Maya Pontone
2024-09-03 17:11:52
hyperallergic.com
The Pergamonmuseum, the largest of the five historical institutions in Berlin’s famous museum complex, has been closed entirely since last October as part of a massive refurbishment and expansion project that began in 2013. Although its scheduled reopening is already a long ways away, slated for 2037, a year-long investigation by the German weekly newspaper Der Spiegel published last month found that it could potentially be pushed back even further to 2043, adding to a series of delays that have riddled the more than €1.5 billion (~$1.65 billion) project.
Minutes from internal meetings and construction files from the last 25 years revealed a pattern of “planning chaos” in the form of contractual disputes, engineering mishaps, poor coordination, and insufficient budgeting, according to the lengthy Der Spiegel report, which referred to the project as “Das Pergamonster” and compared the delay to the Metropolitan Museum of Art closing for a quarter of a century.
A representative for the Prussian Cultural Heritage Foundation (SPK), which oversees the museum, told Hyperallergic that the project is still on track to fully resume operations in 13 years — nearly 40 years after its initial projected completion date of 2010.
The representative stated that the museum will reopen its central section and north wing in 2027; both were closed in phases around a decade ago as part of the first construction phase.

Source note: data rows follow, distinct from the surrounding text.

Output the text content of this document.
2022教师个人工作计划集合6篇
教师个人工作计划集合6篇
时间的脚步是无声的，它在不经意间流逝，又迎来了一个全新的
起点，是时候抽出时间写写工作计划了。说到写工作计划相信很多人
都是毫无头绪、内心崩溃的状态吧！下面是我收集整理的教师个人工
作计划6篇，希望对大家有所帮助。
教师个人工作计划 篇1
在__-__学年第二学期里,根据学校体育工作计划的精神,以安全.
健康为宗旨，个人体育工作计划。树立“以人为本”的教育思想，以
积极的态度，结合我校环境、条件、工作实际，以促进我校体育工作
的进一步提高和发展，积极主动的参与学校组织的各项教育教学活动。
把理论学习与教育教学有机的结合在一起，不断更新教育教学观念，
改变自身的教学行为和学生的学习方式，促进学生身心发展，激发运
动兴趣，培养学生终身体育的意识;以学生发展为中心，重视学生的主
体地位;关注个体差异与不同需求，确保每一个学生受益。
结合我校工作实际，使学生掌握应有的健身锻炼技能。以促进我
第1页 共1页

The museum is currently clearing movable museum objects from its south wing to prepare for the second stage of the project, which will renovate this area and erect a new fourth wing.
“Risk calculation is part of the building plans,” the SPK representative said in response to Hyperallergic‘s inquiry about whether the construction timeline could be pushed past 2037. He added that lessons from the first phase of the project will be taken into consideration.

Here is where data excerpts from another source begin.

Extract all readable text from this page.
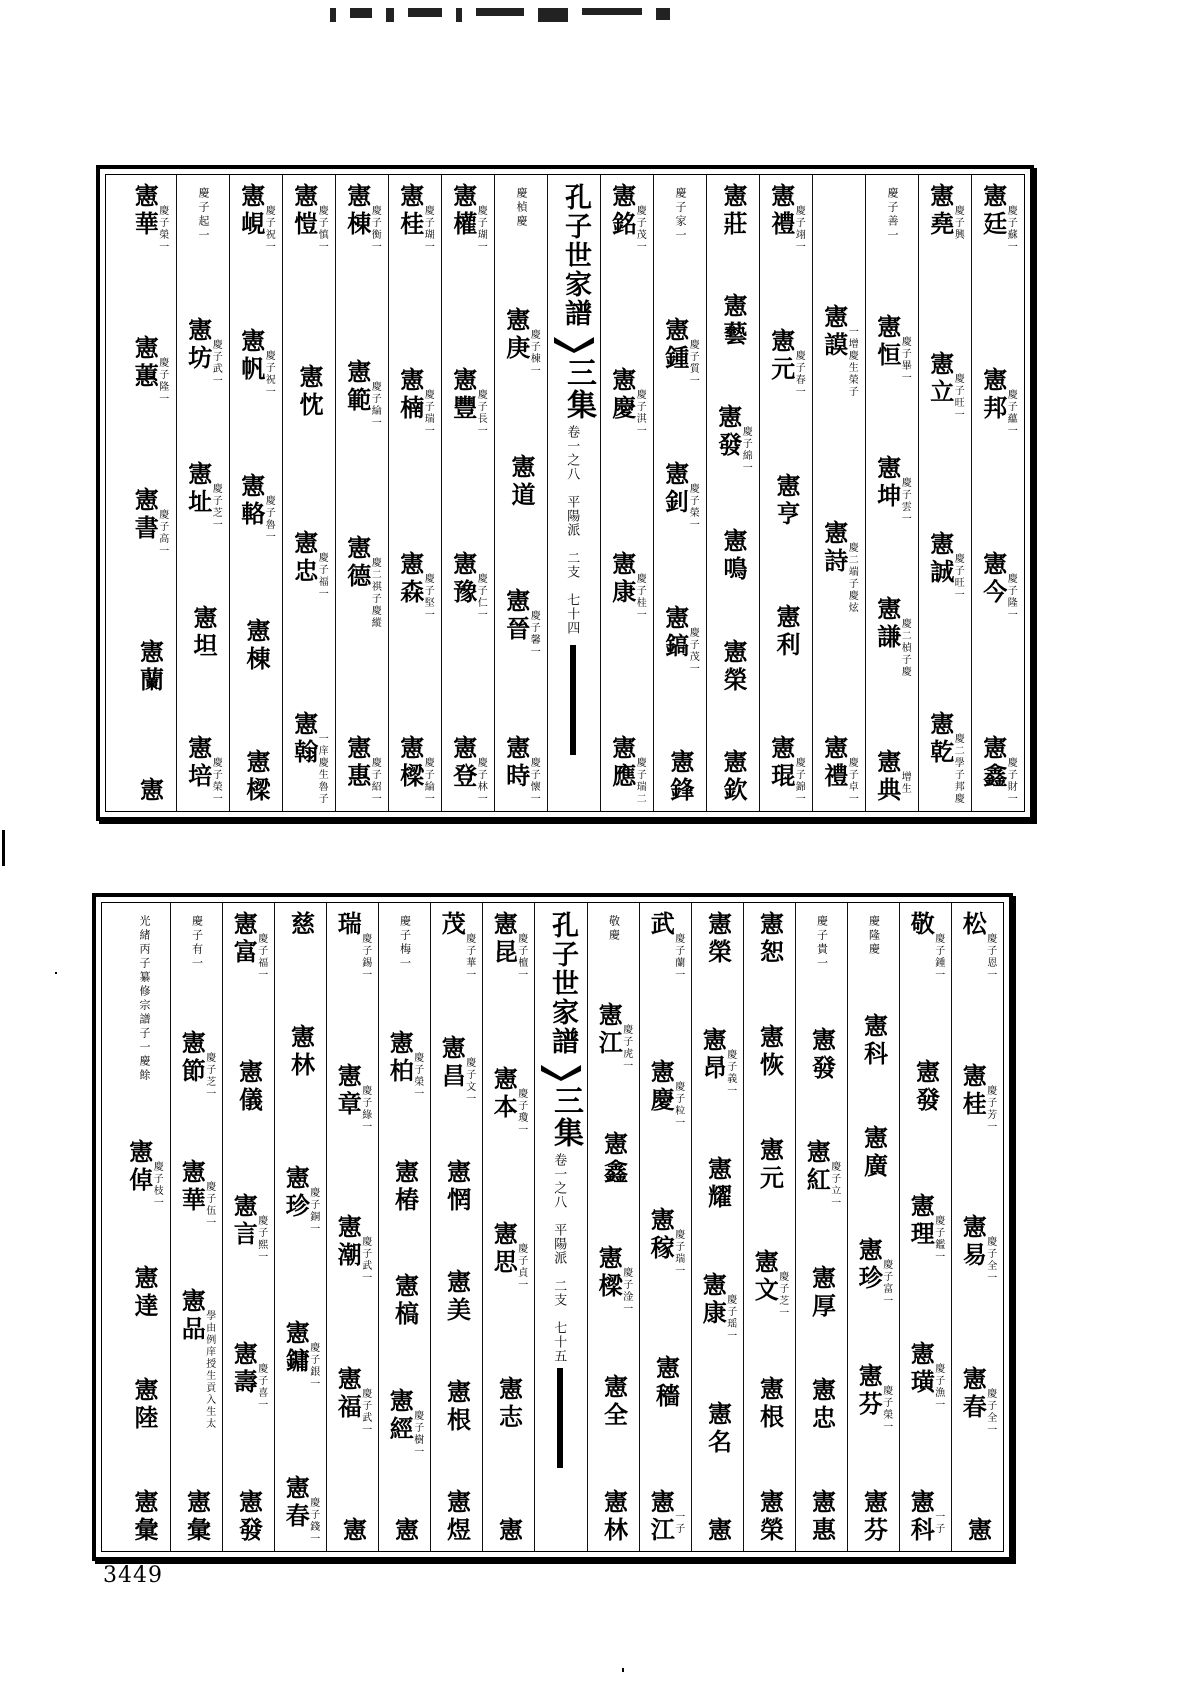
憲廷
慶子蘇一
憲邦
慶子蘊一
憲今
慶子隆一
憲鑫
慶子財一
憲堯
慶子興
憲立
慶子旺一
憲誠
慶子旺一
憲乾
慶二學子邦慶
慶子善一
憲恒
慶子畢一
憲坤
慶子雲一
憲謙
慶二楨子慶
憲典
增生
憲謨
一增慶生榮子
憲詩
慶二端子慶炫
憲禮
慶子卓一
憲禮
慶子翊一
憲元
慶子春一
憲亨
憲利
憲琨
慶子錦一
憲莊
憲藝
憲發
慶子綿一
憲鳴
憲榮
憲欽
慶子家一
憲鍾
慶子質一
憲釗
慶子榮一
憲鎬
慶子茂一
憲鋒
憲銘
慶子茂一
憲慶
慶子淇一
憲康
慶子桂一
憲應
慶子瑞二
孔子世家譜
三集
卷一之八平陽派二支七十四
慶楨慶
憲庚
慶子棟一
憲道
憲晉
慶子馨一
憲時
慶子懷一
憲權
慶子瑚一
憲豐
慶子長一
憲豫
慶子仁一
憲登
慶子林一
憲桂
慶子瑚一
憲楠
慶子瑞一
憲森
慶子堅一
憲樑
慶子綸一
憲棟
慶子衡一
憲範
慶子綸一
憲德
慶二祺子慶縱
憲惠
慶子紹一
憲愷
慶子慎一
憲忱
憲忠
慶子福一
憲翰
一庠慶生魯子
憲峴
慶子祝一
憲帆
慶子祝一
憲輅
慶子魯一
憲棟
憲樑
慶子起一
憲坊
慶子武一
憲址
慶子芝一
憲坦
憲培
慶子榮一
憲華
慶子榮一
憲蕙
慶子隆一
憲書
慶子高一
憲蘭
憲
松
慶子恩一
憲桂
慶子芳一
憲易
慶子全一
憲春
慶子全一
憲
敬
慶子鍾一
憲發
憲理
慶子鑑一
憲璜
慶子漁一
憲科
一子
慶隆慶
憲科
憲廣
憲珍
慶子富一
憲芬
慶子榮一
憲芬
慶子貴一
憲發
憲紅
慶子立一
憲厚
憲忠
憲惠
憲恕
憲恢
憲元
憲文
慶子芝一
憲根
憲榮
憲榮
憲昂
慶子義一
憲耀
憲康
慶子瑶一
憲名
憲
武
慶子蘭一
憲慶
慶子粒一
憲稼
慶子瑞一
憲穡
憲江
一子
敬慶
憲江
慶子虎一
憲鑫
憲樑
慶子淦一
憲全
憲林
孔子世家譜
三集
卷一之八平陽派二支七十五
憲昆
慶子檀一
憲本
慶子瓊一
憲思
慶子貞一
憲志
憲
茂
慶子華一
憲昌
慶子文一
憲惘
憲美
憲根
憲煜
慶子梅一
憲柏
慶子榮一
憲椿
憲槁
憲經
慶子樹一
憲
瑞
慶子錫一
憲章
慶子綠一
憲潮
慶子武一
憲福
慶子武一
憲
慈
憲林
憲珍
慶子銅一
憲鏞
慶子銀一
憲春
慶子錢一
憲富
慶子福一
憲儀
憲言
慶子熙一
憲壽
慶子喜一
憲發
慶子有一
憲節
慶子芝一
憲華
慶子伍一
憲品
學由例庠授生貢入生太
憲彙
光緒丙子纂修宗譜子一慶餘
憲倬
慶子枝一
憲達
憲陸
憲彙
3449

Located on Museumsinsel Berlin, a UNESCO World Heritage site, the Pergamonmuseum is home to a vast archaeological collection of Hellenistic, Babylonian, and Islamic antiquity, some of it disputed, including massive reconstructions of ancient architectural structures which have been incorporated into the building itself. Built between 1910 and 1930, the museum has withstood severe damage and looting at the end of World War II and during the Cold War, when Museumsinsel Berlin was situated in East Berlin.
In 1999, after the reunification of Germany, SPK released a massive refurbishment plan for the quintet of historical museums. Since it was first announced, the project to restore and modernize the complex has been increasingly hindered with delays and mounting costs, with the Neues Museum opening three years later than initially announced and the new entrance building completed 14 years past schedule at a “cost almost twice as much as promised,” Der Spiegel reported. Work has also not yet begun on the Altes Museum, which is scheduled for renovation after the Pergamonmuseum.

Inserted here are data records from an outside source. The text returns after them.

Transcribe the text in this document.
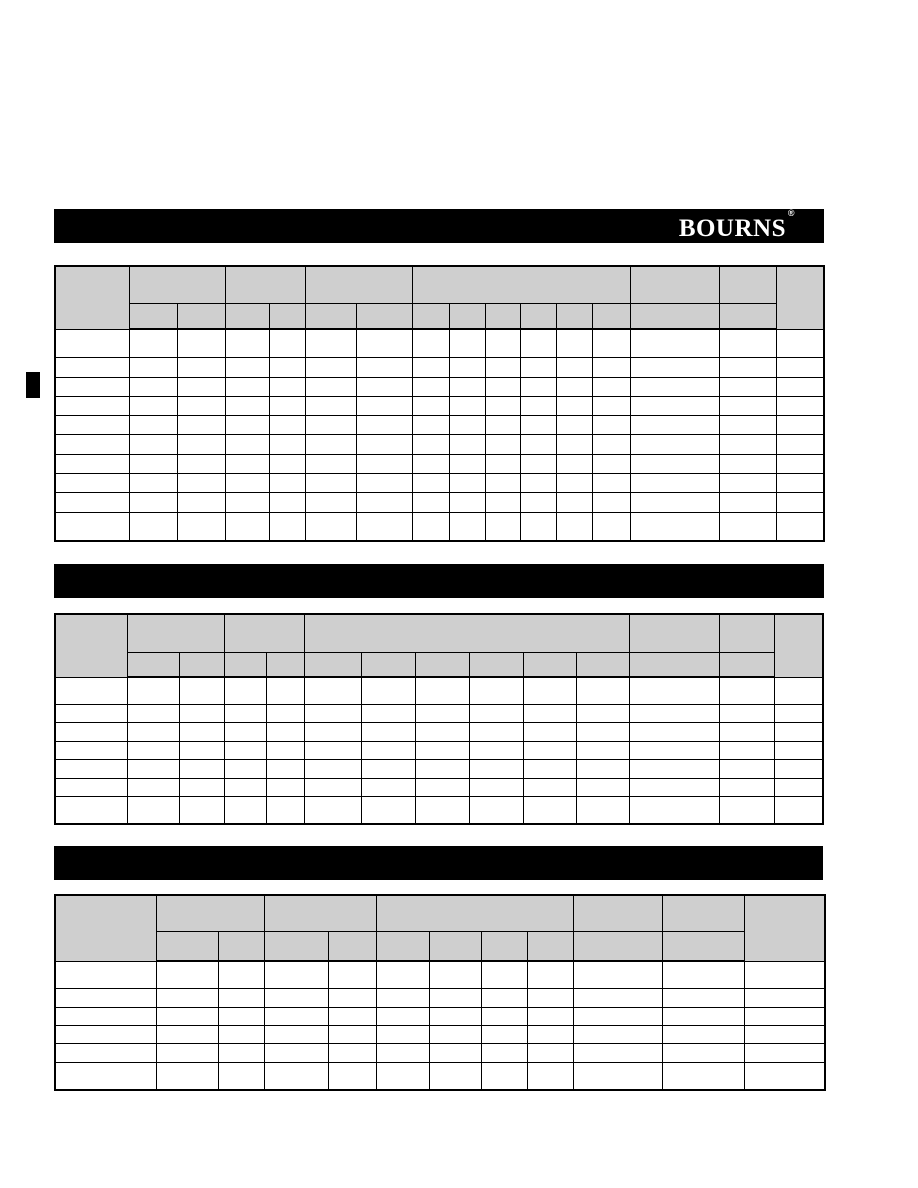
BOURNS
®
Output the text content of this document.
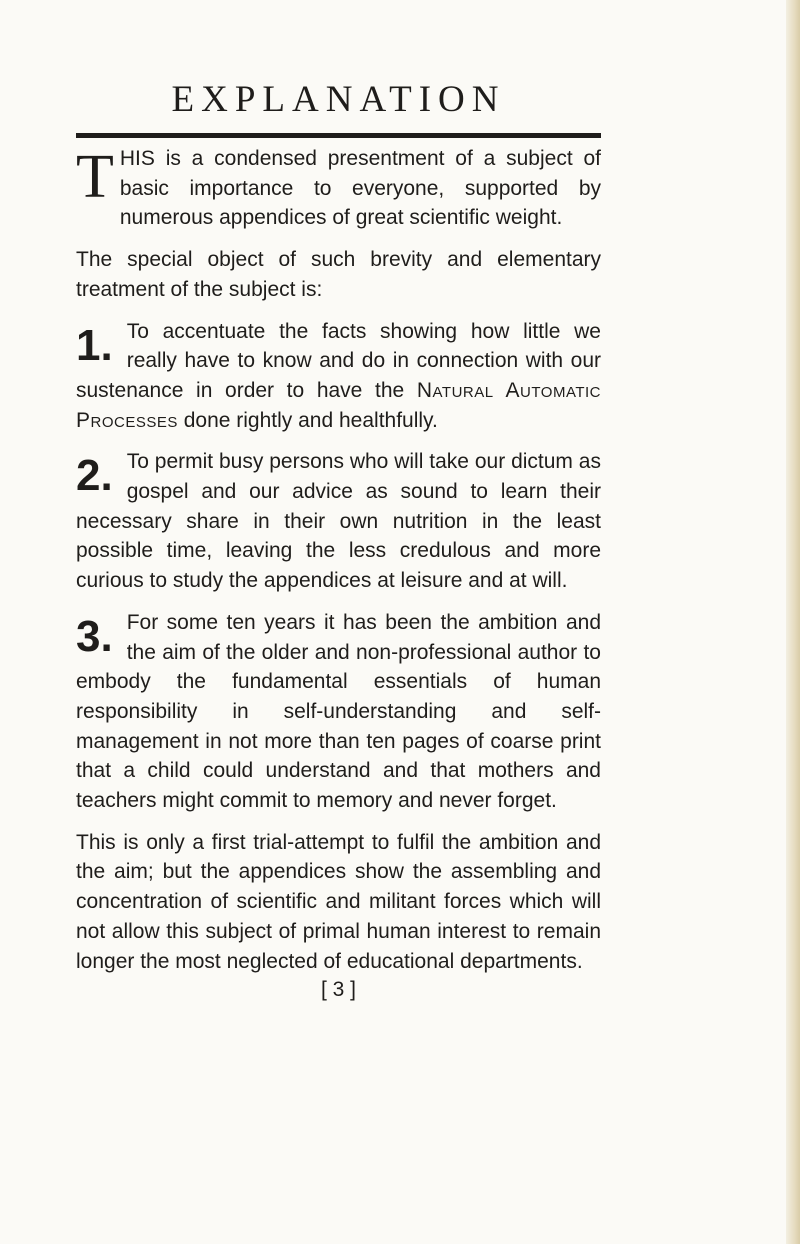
EXPLANATION

THIS is a condensed presentment of a subject of basic importance to everyone, supported by numerous appendices of great scientific weight.

The special object of such brevity and elementary treatment of the subject is:

1. To accentuate the facts showing how little we really have to know and do in connection with our sustenance in order to have the Natural Automatic Processes done rightly and healthfully.

2. To permit busy persons who will take our dictum as gospel and our advice as sound to learn their necessary share in their own nutrition in the least possible time, leaving the less credulous and more curious to study the appendices at leisure and at will.

3. For some ten years it has been the ambition and the aim of the older and non-professional author to embody the fundamental essentials of human responsibility in self-understanding and self-management in not more than ten pages of coarse print that a child could understand and that mothers and teachers might commit to memory and never forget.

This is only a first trial-attempt to fulfil the ambition and the aim; but the appendices show the assembling and concentration of scientific and militant forces which will not allow this subject of primal human interest to remain longer the most neglected of educational departments.

[ 3 ]
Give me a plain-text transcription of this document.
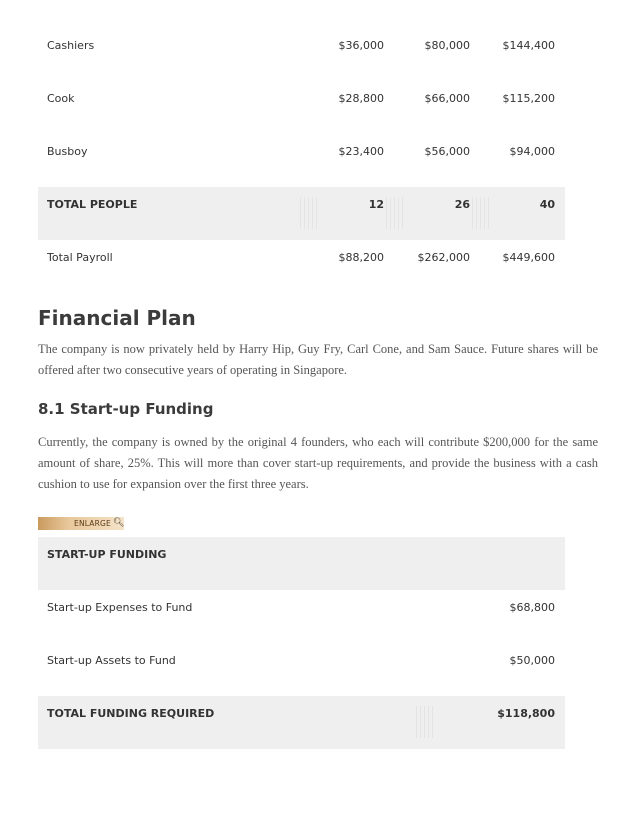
Cashiers	$36,000	$80,000	$144,400
Cook	$28,800	$66,000	$115,200
Busboy	$23,400	$56,000	$94,000
TOTAL PEOPLE	12	26	40
Total Payroll	$88,200	$262,000	$449,600
Financial Plan

The company is now privately held by Harry Hip, Guy Fry, Carl Cone, and Sam Sauce. Future shares will be offered after two consecutive years of operating in Singapore.

8.1 Start-up Funding

Currently, the company is owned by the original 4 founders, who each will contribute $200,000 for the same amount of share, 25%. This will more than cover start-up requirements, and provide the business with a cash cushion to use for expansion over the first three years.

ENLARGE 🔍︎
START-UP FUNDING
Start-up Expenses to Fund	$68,800
Start-up Assets to Fund	$50,000
TOTAL FUNDING REQUIRED	$118,800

The SPK representative told Hyperallergic that costs to renovate the Pergamonmuseum’s entire structure were initially estimated to be €385 million in 2009 (~$535.2 million at the time), “but this served only as a basis for all further plans.”
By 2017, construction costs had exceeded the 2009 budget projections, increasing to €489 million (~$552.6 million). For the second phase of construction, costs of €722.4 million (~$800.5 million) have been approved, more than tripling the original projections.
“In addition, costs for risks and construction price increases have been calculated to potentially sum up to around €300 million,” a representative for the Federal Office for Building and Regional Planning, the governmental body that supervises German building construction projects, confirmed to Hyperallergic, adding that the agency anticipates that the entire project will be completed in 2037.
The recent report about the Pergamonmuseum’s construction timeline overlaps with growing international contestation over the provenance of its collections. The Berlin museum has long refused to respond to calls from countries including Turkey and Egypt to return high-profile antiquities including its namesake altar and a bust of the 18th-dynasty Egyptian queen Nefertiti.